University of Pennsylvania Working Papers in Linguistics


The value in working with natural language corpora is the ability to collect large volumes of emprical data with which to test research hypotheses. The challenge in generating these data is how to quickly and accurately, with some degree of objectivity, identify linguistic units as data points. This paper offers a description of how to adapt the Penn Phonetics Lab Forced Aligner for use with a corpus of Qu\'ebec French and how to extract meaningful data from the alignment results. The results of adapting the aligner for use with this corpus of French are encouraging.

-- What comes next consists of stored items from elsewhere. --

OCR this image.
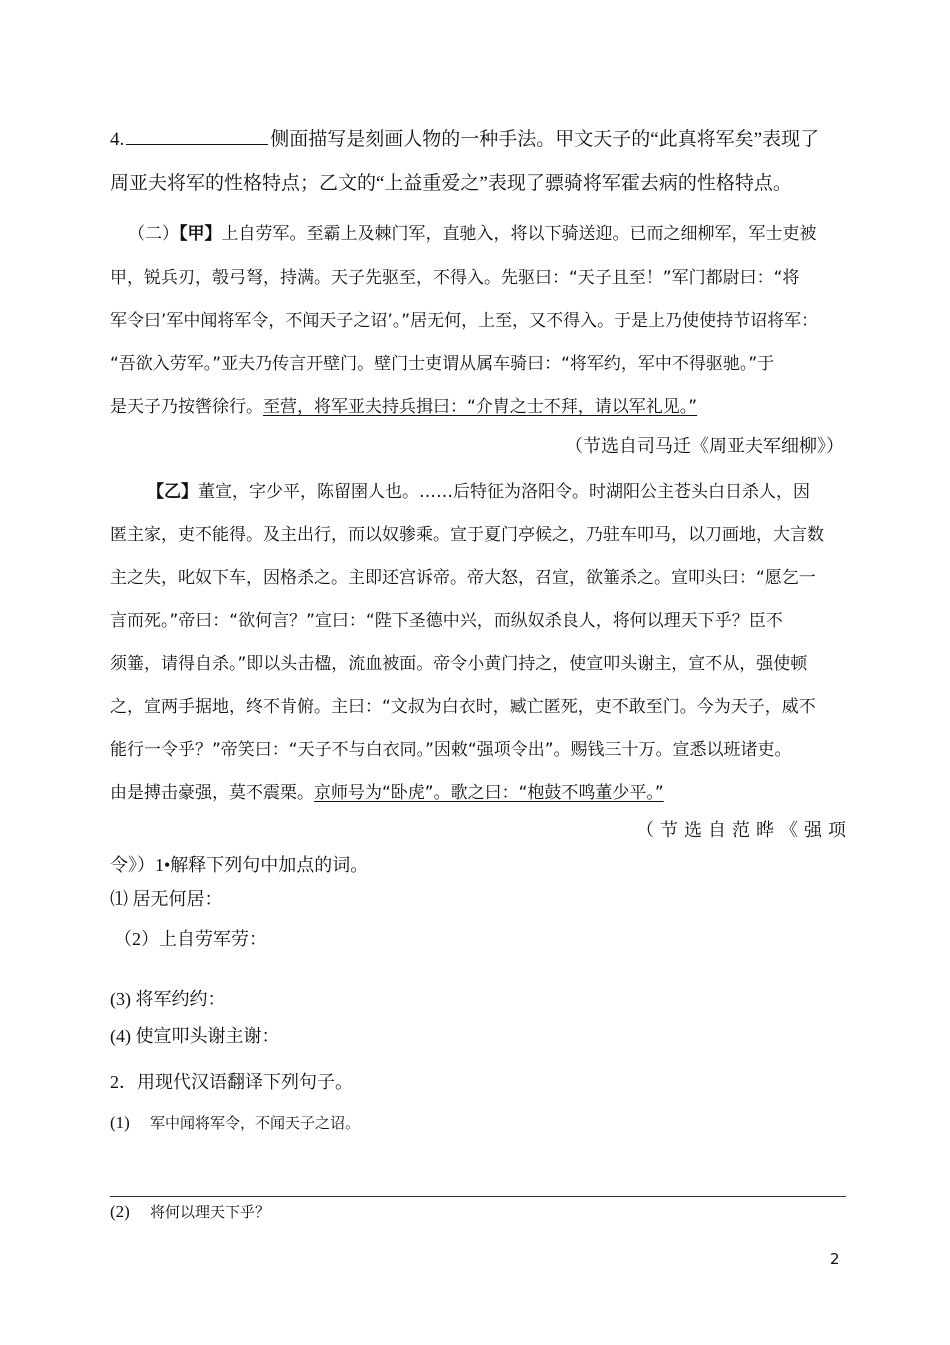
4.	侧面描写是刻画人物的一种手法。甲文天子的“此真将军矣”表现了
周亚夫将军的性格特点；乙文的“上益重爱之”表现了骠骑将军霍去病的性格特点。
（二）【甲】上自劳军。至霸上及棘门军，直驰入，将以下骑送迎。已而之细柳军，军士吏被
甲，锐兵刃，彀弓弩，持满。天子先驱至，不得入。先驱曰：“天子且至！”军门都尉曰：“将
军令曰’军中闻将军令，不闻天子之诏’。”居无何，上至，又不得入。于是上乃使使持节诏将军：
“吾欲入劳军。”亚夫乃传言开壁门。壁门士吏谓从属车骑曰：“将军约，军中不得驱驰。”于
是天子乃按辔徐行。至营，将军亚夫持兵揖曰：“介胄之士不拜，请以军礼见。”
（节选自司马迁《周亚夫军细柳》）
【乙】董宣，字少平，陈留圉人也。……后特征为洛阳令。时湖阳公主苍头白日杀人，因
匿主家，吏不能得。及主出行，而以奴骖乘。宣于夏门亭候之，乃驻车叩马，以刀画地，大言数
主之失，叱奴下车，因格杀之。主即还宫诉帝。帝大怒，召宣，欲箠杀之。宣叩头曰：“愿乞一
言而死。”帝曰：“欲何言？”宣曰：“陛下圣德中兴，而纵奴杀良人，将何以理天下乎？臣不
须箠，请得自杀。”即以头击楹，流血被面。帝令小黄门持之，使宣叩头谢主，宣不从，强使顿
之，宣两手据地，终不肯俯。主曰：“文叔为白衣时，臧亡匿死，吏不敢至门。今为天子，威不
能行一令乎？”帝笑曰：“天子不与白衣同。”因敕“强项令出”。赐钱三十万。宣悉以班诸吏。
由是搏击豪强，莫不震栗。京师号为“卧虎”。歌之曰：“枹鼓不鸣董少平。”
（ 节 选 自 范 晔 《 强 项
令》）1•解释下列句中加点的词。
⑴ 居无何居：
（2）上自劳军劳：
(3) 将军约约：
(4) 使宣叩头谢主谢：
2．用现代汉语翻译下列句子。
(1) 军中闻将军令，不闻天子之诏。
(2) 将何以理天下乎？
2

Two illustrations demonstrate how to profitably use this emprical data to evaluate several hypotheses concerning the relationship and effects of syllable position on allophonic variation of /R/. The literature review indicates that, along with sociolinguistic variables such as age, and, to a lesser extent, social class, gender, and education, the most commonly cited factors potentially influencing /R/ allophony are syllabic position followed to a lesser extent by phonetic environment. There are two observations that help to motivate the current research question. Most recent sociolinguistic studies conclude that the frequency of occurences of the apical trill is rapidly decreasing and that in the corpus used for the current study, [r] is no longer the dominant variant and posterior variants should be expected. In addition to the loss of the apical trill, a uvular approximant is now noted as a frequently occurring allophone of /R/, most common intervocalically. The results presented here do not support the hypothesis that allophonic variation is related to, or effected by, syllable position. Approximants and trills were equally likely to occur in either onsets or codas when intervocalic, and only slightly more likely to occur in complex onsets when post-consonantal. The results do support the hypothesis that approximants and trills are more sonorous than fricatives as measured by the amount of energy in their first formant and their centre of gravity. Approximants and trills had significantly higher values for energy in their first formant frequency, and significantly lower values for centre of gravity than fricatives.